Un equipo de investigadores liderado por la Universidad de Barcelona (UB) ha desarrollado una nueva herramienta experimental que permite causar un daño en una zona concreta de una red neuronal in vitro de pocos milímetros, ver qué efectos tiene en la red entera y cómo el cerebro se recupera.

El objetivo del experimento es ver cómo reaccionan los circuitos neuronales del cerebro, cómo evitan una propagación general del daño y cómo restituyen la funcionalidad de los circuitos afectados.

Una de las conclusiones de la investigación es que la red activa rápidamente mecanismos de autorregulación que refuerzan las conexiones existentes y restituyen la operatividad del circuito.

El estudio, que publica la revista eNEURO, ha sido liderado por Jordi Soriano, investigador del Instituto de Sistemas Complejos de la UB, y ha contado con la colaboración el Instituto de Neurociencias de la UB, el Instituto de Ciencias Fotónicas y la Universidad Rovira i Virgili.

Según ha explicado Soriano, el experimento muestra la gran capacidad de las redes neuronales para "autorregularse y remodelarse en respuesta a cambios repentinos o alteraciones graves" y es también "un buen ejemplo de la importancia de modelar redes neuronales como sistemas complejos, donde el conjunto es mucho más rico que la suma de sus partes".

Respuesta contra la pérdida de neuronas

El cerebro, y en general las redes neuronales biológicas, tienen mecanismos de respuesta contra la pérdida de neuronas debida a daños o enfermedades.

En accidentes vasculares cerebrales, por ejemplo, la pérdida de irrigación sanguínea provoca la muerte de un grupo de neuronas y una alteración de la función de los circuitos neuronales dañados, que, a su vez, altera la función de los circuitos vecinos, y potencialmente se puede iniciar una avalancha de deterioro.

"Entender cómo actúan estos mecanismos a nivel de red es muy complicado, tanto por el tamaño del cerebro como por la dificultad intrínseca de seguir en detalle la evolución de un gran número de neuronas antes y después del daño", ha indicado Soriano.

Esta dificultad se puede superar mediante el diseño de modelos in vitro como el que proponen los investigadores.
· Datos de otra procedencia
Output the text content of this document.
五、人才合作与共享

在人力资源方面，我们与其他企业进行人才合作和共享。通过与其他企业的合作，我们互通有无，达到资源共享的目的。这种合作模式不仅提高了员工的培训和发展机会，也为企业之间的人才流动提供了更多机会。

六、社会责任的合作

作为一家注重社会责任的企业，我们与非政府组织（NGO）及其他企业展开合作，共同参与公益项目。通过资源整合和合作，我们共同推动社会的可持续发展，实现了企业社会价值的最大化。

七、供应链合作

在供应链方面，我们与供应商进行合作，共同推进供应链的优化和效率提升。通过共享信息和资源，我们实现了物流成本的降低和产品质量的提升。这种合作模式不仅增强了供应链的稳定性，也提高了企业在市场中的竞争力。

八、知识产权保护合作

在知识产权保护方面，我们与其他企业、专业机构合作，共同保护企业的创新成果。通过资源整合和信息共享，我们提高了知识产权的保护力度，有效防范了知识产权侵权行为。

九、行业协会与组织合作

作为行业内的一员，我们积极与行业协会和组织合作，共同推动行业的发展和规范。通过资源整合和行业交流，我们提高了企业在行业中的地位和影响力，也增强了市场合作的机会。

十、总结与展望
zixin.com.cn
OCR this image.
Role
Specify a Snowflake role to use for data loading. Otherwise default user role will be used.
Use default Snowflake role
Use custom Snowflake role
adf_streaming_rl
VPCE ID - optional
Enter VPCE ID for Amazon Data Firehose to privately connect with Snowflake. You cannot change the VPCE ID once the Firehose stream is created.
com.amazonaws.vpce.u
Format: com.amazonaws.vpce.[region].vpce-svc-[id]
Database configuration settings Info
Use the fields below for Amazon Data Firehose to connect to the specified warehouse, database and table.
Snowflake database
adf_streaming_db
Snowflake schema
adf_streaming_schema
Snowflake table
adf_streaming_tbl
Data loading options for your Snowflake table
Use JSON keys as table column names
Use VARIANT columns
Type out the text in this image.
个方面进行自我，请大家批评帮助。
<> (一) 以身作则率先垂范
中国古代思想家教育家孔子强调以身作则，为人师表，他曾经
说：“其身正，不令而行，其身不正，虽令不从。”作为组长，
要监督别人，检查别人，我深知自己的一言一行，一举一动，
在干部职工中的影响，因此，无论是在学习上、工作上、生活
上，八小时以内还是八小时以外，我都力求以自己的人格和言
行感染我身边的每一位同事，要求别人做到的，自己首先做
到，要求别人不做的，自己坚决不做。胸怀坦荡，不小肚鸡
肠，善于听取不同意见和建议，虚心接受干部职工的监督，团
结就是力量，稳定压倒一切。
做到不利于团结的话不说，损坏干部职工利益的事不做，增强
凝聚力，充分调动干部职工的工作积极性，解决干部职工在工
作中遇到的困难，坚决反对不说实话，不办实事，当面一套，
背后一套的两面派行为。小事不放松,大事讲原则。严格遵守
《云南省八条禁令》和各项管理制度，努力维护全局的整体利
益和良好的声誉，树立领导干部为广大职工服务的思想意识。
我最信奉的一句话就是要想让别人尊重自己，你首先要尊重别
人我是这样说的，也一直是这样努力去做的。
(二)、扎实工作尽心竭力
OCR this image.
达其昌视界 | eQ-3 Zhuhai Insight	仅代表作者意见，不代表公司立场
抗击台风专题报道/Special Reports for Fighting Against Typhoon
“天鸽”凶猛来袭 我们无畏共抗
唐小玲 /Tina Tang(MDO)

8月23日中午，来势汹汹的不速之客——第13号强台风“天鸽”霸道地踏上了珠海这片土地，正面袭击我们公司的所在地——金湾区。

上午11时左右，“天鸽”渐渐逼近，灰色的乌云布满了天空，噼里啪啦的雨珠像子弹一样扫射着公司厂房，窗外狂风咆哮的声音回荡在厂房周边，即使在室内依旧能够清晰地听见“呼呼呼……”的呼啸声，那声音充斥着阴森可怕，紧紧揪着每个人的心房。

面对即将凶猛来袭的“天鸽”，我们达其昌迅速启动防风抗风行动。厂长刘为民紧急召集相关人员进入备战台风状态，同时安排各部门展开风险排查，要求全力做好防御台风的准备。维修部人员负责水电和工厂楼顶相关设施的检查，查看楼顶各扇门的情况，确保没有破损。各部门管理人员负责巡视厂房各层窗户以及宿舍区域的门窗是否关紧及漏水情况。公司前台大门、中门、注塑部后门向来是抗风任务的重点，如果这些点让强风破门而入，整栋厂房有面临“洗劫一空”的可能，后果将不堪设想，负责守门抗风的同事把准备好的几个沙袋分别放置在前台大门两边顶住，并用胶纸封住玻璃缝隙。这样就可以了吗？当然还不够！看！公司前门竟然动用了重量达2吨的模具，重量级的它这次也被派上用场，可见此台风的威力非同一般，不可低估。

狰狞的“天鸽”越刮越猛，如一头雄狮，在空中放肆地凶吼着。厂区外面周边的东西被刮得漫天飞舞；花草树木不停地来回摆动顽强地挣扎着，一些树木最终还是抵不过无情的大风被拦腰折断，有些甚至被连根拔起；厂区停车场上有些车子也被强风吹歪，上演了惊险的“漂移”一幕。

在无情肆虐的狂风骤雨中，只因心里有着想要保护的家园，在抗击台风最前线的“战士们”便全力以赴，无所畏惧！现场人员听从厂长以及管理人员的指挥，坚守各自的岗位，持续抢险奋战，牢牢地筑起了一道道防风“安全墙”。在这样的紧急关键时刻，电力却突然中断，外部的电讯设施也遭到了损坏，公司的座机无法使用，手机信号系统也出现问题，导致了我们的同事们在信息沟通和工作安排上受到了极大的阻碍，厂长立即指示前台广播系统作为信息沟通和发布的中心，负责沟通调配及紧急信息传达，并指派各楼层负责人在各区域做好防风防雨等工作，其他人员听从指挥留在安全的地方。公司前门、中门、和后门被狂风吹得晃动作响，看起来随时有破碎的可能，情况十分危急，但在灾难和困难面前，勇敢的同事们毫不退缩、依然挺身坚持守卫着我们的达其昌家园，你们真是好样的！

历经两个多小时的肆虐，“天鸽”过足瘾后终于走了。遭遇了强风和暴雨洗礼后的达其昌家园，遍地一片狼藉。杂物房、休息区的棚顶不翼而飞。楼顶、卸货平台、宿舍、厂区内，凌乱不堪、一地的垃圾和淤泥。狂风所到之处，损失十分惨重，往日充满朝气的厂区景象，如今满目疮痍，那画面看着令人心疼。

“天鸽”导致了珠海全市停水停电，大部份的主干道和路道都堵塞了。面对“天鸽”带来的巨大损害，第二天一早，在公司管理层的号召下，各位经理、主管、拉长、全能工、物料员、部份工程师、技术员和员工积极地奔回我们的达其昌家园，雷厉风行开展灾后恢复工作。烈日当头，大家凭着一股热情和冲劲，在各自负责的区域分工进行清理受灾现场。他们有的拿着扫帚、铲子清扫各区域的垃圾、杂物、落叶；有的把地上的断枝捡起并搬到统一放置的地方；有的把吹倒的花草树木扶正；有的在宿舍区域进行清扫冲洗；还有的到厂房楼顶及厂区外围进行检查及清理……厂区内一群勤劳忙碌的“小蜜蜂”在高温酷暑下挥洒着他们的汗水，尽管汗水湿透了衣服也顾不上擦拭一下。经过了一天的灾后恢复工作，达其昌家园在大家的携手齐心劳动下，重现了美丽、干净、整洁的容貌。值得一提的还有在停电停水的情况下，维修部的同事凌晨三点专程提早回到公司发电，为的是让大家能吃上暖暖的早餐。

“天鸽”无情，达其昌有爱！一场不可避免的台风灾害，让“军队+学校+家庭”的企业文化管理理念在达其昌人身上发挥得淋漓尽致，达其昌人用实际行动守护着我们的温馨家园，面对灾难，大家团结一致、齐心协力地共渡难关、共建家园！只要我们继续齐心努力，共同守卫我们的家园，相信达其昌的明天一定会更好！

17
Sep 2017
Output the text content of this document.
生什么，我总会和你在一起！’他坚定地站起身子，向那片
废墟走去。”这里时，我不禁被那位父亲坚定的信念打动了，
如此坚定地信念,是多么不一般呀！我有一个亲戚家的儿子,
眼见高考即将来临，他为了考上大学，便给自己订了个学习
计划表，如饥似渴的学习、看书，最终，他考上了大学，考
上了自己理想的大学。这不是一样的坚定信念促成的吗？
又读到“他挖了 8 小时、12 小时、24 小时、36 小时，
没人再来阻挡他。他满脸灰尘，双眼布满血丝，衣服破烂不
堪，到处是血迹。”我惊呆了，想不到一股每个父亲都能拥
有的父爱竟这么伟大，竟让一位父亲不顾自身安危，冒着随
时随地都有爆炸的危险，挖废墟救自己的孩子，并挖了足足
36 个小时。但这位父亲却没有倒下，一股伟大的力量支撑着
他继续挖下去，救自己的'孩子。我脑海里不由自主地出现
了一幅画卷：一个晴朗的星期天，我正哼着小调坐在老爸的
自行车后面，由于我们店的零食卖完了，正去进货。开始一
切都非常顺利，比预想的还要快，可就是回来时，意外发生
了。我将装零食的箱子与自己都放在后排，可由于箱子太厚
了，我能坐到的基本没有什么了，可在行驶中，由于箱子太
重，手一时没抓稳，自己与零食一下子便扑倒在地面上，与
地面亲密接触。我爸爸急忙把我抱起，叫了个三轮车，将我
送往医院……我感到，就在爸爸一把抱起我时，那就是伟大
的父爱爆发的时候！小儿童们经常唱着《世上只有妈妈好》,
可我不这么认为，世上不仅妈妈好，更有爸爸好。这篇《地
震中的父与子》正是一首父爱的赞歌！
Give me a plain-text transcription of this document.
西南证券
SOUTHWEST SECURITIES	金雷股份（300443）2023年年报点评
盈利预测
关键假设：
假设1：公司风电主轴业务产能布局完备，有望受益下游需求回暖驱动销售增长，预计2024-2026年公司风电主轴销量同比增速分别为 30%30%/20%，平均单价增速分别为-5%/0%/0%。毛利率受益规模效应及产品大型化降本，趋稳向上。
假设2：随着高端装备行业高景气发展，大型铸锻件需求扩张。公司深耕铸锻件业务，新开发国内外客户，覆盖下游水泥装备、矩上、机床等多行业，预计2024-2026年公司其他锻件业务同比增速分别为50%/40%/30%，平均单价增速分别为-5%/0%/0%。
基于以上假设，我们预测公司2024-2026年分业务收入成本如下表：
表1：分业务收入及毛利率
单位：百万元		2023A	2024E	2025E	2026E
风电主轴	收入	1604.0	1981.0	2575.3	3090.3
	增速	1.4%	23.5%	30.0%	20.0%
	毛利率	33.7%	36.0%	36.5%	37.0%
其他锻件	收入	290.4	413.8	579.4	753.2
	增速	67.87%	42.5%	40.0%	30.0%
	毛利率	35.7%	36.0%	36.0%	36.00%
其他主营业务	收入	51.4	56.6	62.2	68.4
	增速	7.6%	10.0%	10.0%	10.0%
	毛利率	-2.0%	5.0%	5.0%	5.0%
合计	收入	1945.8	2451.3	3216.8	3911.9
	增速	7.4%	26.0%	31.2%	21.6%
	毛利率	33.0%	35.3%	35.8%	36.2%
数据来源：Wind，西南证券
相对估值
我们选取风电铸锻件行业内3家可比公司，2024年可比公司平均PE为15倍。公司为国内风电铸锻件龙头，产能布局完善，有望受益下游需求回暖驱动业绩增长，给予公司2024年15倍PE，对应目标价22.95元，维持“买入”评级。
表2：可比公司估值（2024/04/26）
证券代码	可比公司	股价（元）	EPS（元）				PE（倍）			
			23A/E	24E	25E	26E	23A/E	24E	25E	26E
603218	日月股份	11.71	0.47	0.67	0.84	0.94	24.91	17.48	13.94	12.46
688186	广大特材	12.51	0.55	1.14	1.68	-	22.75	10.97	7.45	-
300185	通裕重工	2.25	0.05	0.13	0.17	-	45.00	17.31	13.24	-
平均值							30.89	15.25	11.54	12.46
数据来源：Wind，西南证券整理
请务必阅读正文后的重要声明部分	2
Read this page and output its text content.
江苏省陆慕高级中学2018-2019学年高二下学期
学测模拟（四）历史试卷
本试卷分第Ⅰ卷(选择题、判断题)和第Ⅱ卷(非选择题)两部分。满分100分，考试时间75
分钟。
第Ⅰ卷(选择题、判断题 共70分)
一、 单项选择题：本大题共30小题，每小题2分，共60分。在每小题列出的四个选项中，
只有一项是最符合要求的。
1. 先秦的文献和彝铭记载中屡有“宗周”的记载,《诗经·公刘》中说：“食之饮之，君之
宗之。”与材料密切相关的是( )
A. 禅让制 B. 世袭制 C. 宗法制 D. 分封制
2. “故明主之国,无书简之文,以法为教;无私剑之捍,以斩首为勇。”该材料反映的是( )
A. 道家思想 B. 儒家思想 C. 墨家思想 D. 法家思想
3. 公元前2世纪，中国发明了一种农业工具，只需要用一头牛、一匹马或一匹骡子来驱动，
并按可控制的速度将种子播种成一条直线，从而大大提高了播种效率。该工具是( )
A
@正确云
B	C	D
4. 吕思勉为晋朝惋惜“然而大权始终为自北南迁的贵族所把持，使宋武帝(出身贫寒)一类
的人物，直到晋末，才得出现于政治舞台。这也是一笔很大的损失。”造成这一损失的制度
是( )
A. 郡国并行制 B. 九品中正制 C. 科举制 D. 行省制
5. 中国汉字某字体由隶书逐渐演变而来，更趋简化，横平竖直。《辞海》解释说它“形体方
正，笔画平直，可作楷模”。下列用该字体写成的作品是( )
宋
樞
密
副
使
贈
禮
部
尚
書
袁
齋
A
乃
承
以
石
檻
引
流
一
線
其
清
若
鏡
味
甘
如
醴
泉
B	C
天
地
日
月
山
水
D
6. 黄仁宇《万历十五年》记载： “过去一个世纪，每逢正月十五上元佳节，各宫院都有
Actividad de la red neuronal

El experimento ha consistido en registrar la actividad de toda la red neuronal para establecer cuál es su funcionalidad característica y luego, con un láser de alta potencia, han eliminado de manera precisa un grupo de neuronas.

Una vez hecho el daño, los investigadores han vuelto a registrar la red en detalle para seguir su desarrollo a lo largo del tiempo.

Así, observaron que el grupo de neuronas más próximo a la zona afectada pierde actividad de forma inmediata, pero la va recuperando paulatinamente gracias a la acción de toda la red.

"Sorprendentemente, en solo quince minutos, este grupo alcanza niveles de actividad similares a los que tenía antes del daño, pese a haber perdido irreversiblemente un número significativo de impulsos provenientes de la zona afectada", ha detallado Soriano.

"Como en quince minutos no hay tiempo para establecer conexiones nuevas -ha añadido-, concluimos que la red actúa reforzando las conexiones existentes, reconduciendo el flujo de estímulos neuronales hacia los vecinos inmediatos de la zona afectada, evitando su deterioro y, por tanto, un colapso progresivo de la red en forma de avalancha".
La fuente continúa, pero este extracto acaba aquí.